If you’re considering buying a clothing steamer, you might be wondering if it is possible to give up ironing all together. There are pros and cons to both steamers and irons, with some new release irons now having a steaming function built in and some steamers with heads that look like irons and back boards to replace ironing boards.
Clearly, consumers are looking for best of both worlds when it comes to irons and garment steamers and manufacturers are starting to respond. Creating a two in one style product, could be the solution. We’ll look at the differences between steamers vs irons below:
Full Size Clothes Steamers
Benefit = Efficiency
For a large family, or a large wardrobe, a full size clothes steamer or commercial steamer would be our choice as the most efficient way to get through your ironing each week. Steaming is faster than ironing, including adjusting steam settings between different fabrics. A full size garment steamer should run at max steam for around 60-80 minutes, plenty of time to get through an oversized pile of wrinkled clothes.
Most full size clothes steamers also come with attachments suited for different styles of clothing, such as a fabric brush for lint, or a creasing tool to add creases into sleeves and trouser legs.
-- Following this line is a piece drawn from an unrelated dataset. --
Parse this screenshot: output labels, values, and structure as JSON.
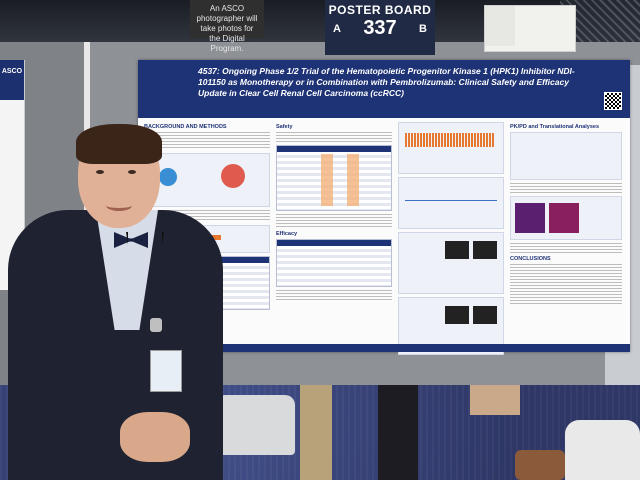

Whilst these aren’t as good as ironing in creases, with a bit of practice, they are effective tools for a tailored look.
Benefit = Creasing and Heavier Fabrics
If you’re a fan of heavy denim, strong creases or super thick fabrics, an iron is more likely to be a better choice for you. Whilst a steamer will relax the fibers in these items, removing all the wrinkles in heavy denim jeans needs an iron, or a little more patience with a steamer.
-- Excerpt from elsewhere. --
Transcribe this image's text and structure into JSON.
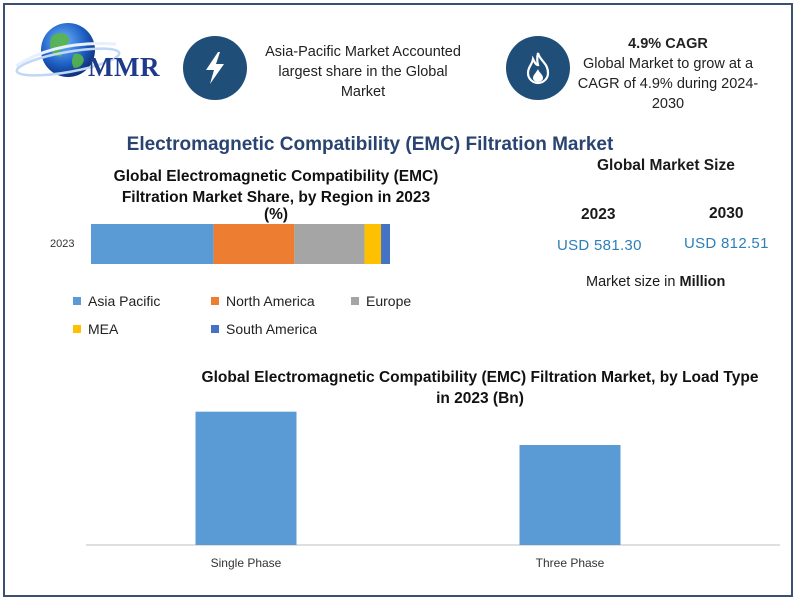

You also have more control over adding creases or pleats to pants, trousers and skirts and the finer details such as collars and cuffs when using an iron.
Also, if you enjoy using starch for an ultra pressed look, an iron is a better choice for you. Steamers are designed to relax fibers in clothing, using starch and steam together is not effective.
Ironing also takes longer than steaming, including waiting for irons to heat up or cool down depending on the fabric you are ironing.
Clothes Steamers with a Built in Iron
Benefit = Compact Design for both steaming and ironing
If you prefer to steam your clothes and use the iron for small touch ups, or to straighten hems, collars and cuffs, a multi-purpose steamer and iron could benefit you.
The Rowenta All in One Solution (pictured right) has a removable water tank so you can move the steamer about the house to steam curtains and drapes or soft furnishings. The backing board adjusts to 3 positions, which is great for steaming items that require more of a “pressed” look or using to iron heavier items such as denim jeans.
Lay the backing board flat to use like an ironing board for small touch ups – keep in mind though that it is not as large as a regular ironing board – the Rowenta Steamer is designed to be used more often as a steamer than an iron, using the iron function for smaller items.
Irons with Steam Functions
Benefit = Precision, Test if you enjoy steaming
If you enjoy the precision of ironing but would also like the benefit of steam, an iron with steaming function could be a good choice.
The downside of using an iron as a steamer is irons are usually quite heavy. Could you imagine holding an iron full of water vertically to steam your clothes or curtains? Probably not.
Overall, whilst the thought was there to promote the benefits of steaming, the practical application of actually using an iron as a steamer is highly unlikely. You’re more likely to use the benefits of steam whilst ironing in a traditional manner, to make your ironing more efficient, than using an iron as a steamer.
Portable Steam Irons
Benefit = Great for Travel or a Quick Iron Before Work
Small portable steamers such as the Easehold Steamer Iron (right) are a new design for 2019. Perfect for travel, or steaming your clothes before work in the mornings, a steamer such as this will run for around 6-8 minutes continuously.
The Easehold Steamer Iron can be used as a dry iron, steam iron and vertically as a steamer. We are loving this little design, particularly for travel – giving you the benefit of a iron for the finer details, collars or cuffs of an outfit as well as the benefits of a steamer that won’t break your arm to hold vertically. At under $40, it also won’t break the budget! It’s also been suggested this would be a great gift for a college student and we couldn’t agree more, with its small compact design and both steam and iron function.
We hope you’ve enjoyed our article on Steamers vs Irons and this helps you weigh up the benefits of both clothes steamers and irons. It’s great to see that newer designed steamers are adding features for more precision – as steaming your clothes is far more efficient than ironing. Not to mention the other uses for your garment steamer such as steaming curtains, drapes, bedding, linen and soft furnishings.
There are many benefits to steam, in particular the antibacterial properties. Steam kills 99.9% of bacteria and germs and will kill dust mites and bed bugs on contact. We believe buying a clothes steamer is a great investment, not only for the time saved over ironing clothes, but also for the multi-purpose uses to keep your home clean and fresh.